そのことを理解するのに、タイラーたちは数十秒の時間を要した。
人間じゃない、こんなことを出来るのは人間じゃない。
冷静なハンドレットがうろたえ、取り乱していた。
蚊食鳥は、一人冷静にスマートフォンからレイジにメールを送った。
『レイちゃん、聞こえてたよね』
レイジの返信は速かった。
『全部、聞こえた。耳が痛い』
げんなりした声が想像出来る。
レイジとキューちゃんは、下準備をしてくれている。
自分は自分の戦いをしなければ。
『若堂は、人智を超えてる。でもきっと弱点はある』
一旦、蚊食鳥は息をつく。
『だからあたしは、やるよ』
そして続けた。
『誰の味方にもなれないあたしだから出来ることがある』
ややあって、レイジから返信が着た。
『お前を信じるって言っただろ』
短い、けれど力強い言葉だった。
未だパニック状態のスカイプ通話に、耳を戻した。
タイラーとハンドレットが言い争っている。カッサーラはそれを宥めようと必死だ。
黙っているのは愛華1人だった。愛華だけに会話を繋ぐようにする。
「愛華さん」
蚊食鳥の呼びかけに、愛華が反応した。
「愛華さん、古いサイトを参照する時に必要なものは?」
愛華は暫く呆然としていたが、すぐに我を取り戻した。
「アーカイブ……」
「あともうちょっと、なんだ」
若堂の、本質に近づきつつある。
例え人では無かったとしても、人の言葉を操るならば、またそれは弱点になり得るはず。
「若堂が、初期のネット世界で、個人のウェブサイトをやっていたことは分かってる」
でも消したのか消されたのか、本体に辿り着かない。
キャッシュも無い。
アドレスも分からないため、インターネット・アーカイブ(Internet Archive)でも探すことは困難だ。
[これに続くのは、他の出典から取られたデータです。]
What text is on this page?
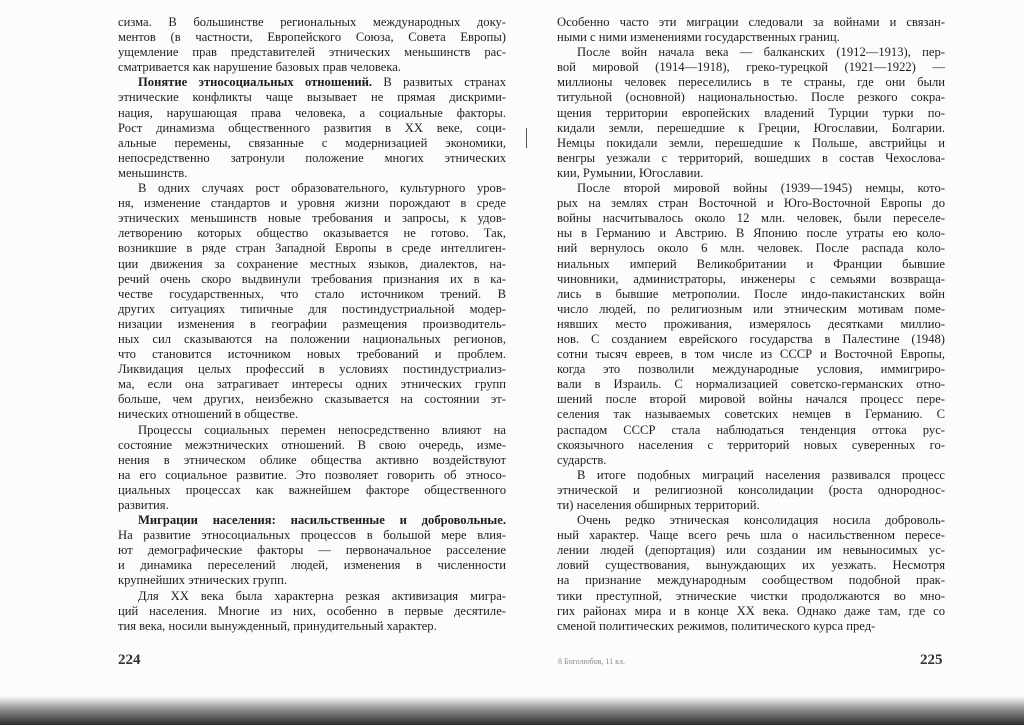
сизма. В большинстве региональных международных доку-
ментов (в частности, Европейского Союза, Совета Европы)
ущемление прав представителей этнических меньшинств рас-
сматривается как нарушение базовых прав человека.
Понятие этносоциальных отношений. В развитых странах
этнические конфликты чаще вызывает не прямая дискрими-
нация, нарушающая права человека, а социальные факторы.
Рост динамизма общественного развития в XX веке, соци-
альные перемены, связанные с модернизацией экономики,
непосредственно затронули положение многих этнических
меньшинств.
В одних случаях рост образовательного, культурного уров-
ня, изменение стандартов и уровня жизни порождают в среде
этнических меньшинств новые требования и запросы, к удов-
летворению которых общество оказывается не готово. Так,
возникшие в ряде стран Западной Европы в среде интеллиген-
ции движения за сохранение местных языков, диалектов, на-
речий очень скоро выдвинули требования признания их в ка-
честве государственных, что стало источником трений. В
других ситуациях типичные для постиндустриальной модер-
низации изменения в географии размещения производитель-
ных сил сказываются на положении национальных регионов,
что становится источником новых требований и проблем.
Ликвидация целых профессий в условиях постиндустриализ-
ма, если она затрагивает интересы одних этнических групп
больше, чем других, неизбежно сказывается на состоянии эт-
нических отношений в обществе.
Процессы социальных перемен непосредственно влияют на
состояние межэтнических отношений. В свою очередь, изме-
нения в этническом облике общества активно воздействуют
на его социальное развитие. Это позволяет говорить об этносо-
циальных процессах как важнейшем факторе общественного
развития.
Миграции населения: насильственные и добровольные.
На развитие этносоциальных процессов в большой мере влия-
ют демографические факторы — первоначальное расселение
и динамика переселений людей, изменения в численности
крупнейших этнических групп.
Для XX века была характерна резкая активизация мигра-
ций населения. Многие из них, особенно в первые десятиле-
тия века, носили вынужденный, принудительный характер.
Особенно часто эти миграции следовали за войнами и связан-
ными с ними изменениями государственных границ.
После войн начала века — балканских (1912—1913), пер-
вой мировой (1914—1918), греко-турецкой (1921—1922) —
миллионы человек переселились в те страны, где они были
титульной (основной) национальностью. После резкого сокра-
щения территории европейских владений Турции турки по-
кидали земли, перешедшие к Греции, Югославии, Болгарии.
Немцы покидали земли, перешедшие к Польше, австрийцы и
венгры уезжали с территорий, вошедших в состав Чехослова-
кии, Румынии, Югославии.
После второй мировой войны (1939—1945) немцы, кото-
рых на землях стран Восточной и Юго-Восточной Европы до
войны насчитывалось около 12 млн. человек, были переселе-
ны в Германию и Австрию. В Японию после утраты ею коло-
ний вернулось около 6 млн. человек. После распада коло-
ниальных империй Великобритании и Франции бывшие
чиновники, администраторы, инженеры с семьями возвраща-
лись в бывшие метрополии. После индо-пакистанских войн
число людей, по религиозным или этническим мотивам поме-
нявших место проживания, измерялось десятками миллио-
нов. С созданием еврейского государства в Палестине (1948)
сотни тысяч евреев, в том числе из СССР и Восточной Европы,
когда это позволили международные условия, иммигриро-
вали в Израиль. С нормализацией советско-германских отно-
шений после второй мировой войны начался процесс пере-
селения так называемых советских немцев в Германию. С
распадом СССР стала наблюдаться тенденция оттока рус-
скоязычного населения с территорий новых суверенных го-
сударств.
В итоге подобных миграций населения развивался процесс
этнической и религиозной консолидации (роста однороднос-
ти) населения обширных территорий.
Очень редко этническая консолидация носила доброволь-
ный характер. Чаще всего речь шла о насильственном пересе-
лении людей (депортация) или создании им невыносимых ус-
ловий существования, вынуждающих их уезжать. Несмотря
на признание международным сообществом подобной прак-
тики преступной, этнические чистки продолжаются во мно-
гих районах мира и в конце XX века. Однако даже там, где со
сменой политических режимов, политического курса пред-
224	8 Боголюбов, 11 кл.	225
しかし3億ペタバイトあると言われるデータを参照することは不可能ではない。やるしかない。
やるわ、と愛華も呟いた。
「ヒントは死ぬほど転がってる」
「ほんとに死ななきゃそれでいーよ」
蚊食鳥の軽口に、愛華が笑った気配だ。
いつ終わるか分からない祭のフィナーレを飾るのは、あたし、いやあたしたちだ。
改めて、グループチャットに入り直す。そして、騒いでいる男たちを一喝した。
「あんたたち!」
パニックが一瞬収まった。
「騒いでどうにかなるんならいつまでもやってればいいよ!でも、そうならないんだからあたしたちに協力しな!」
はいっ、と男たちの声が揃った。
じゃあ、さくさくやるよ。
蚊食鳥は、キーボードの上に両手を置いた。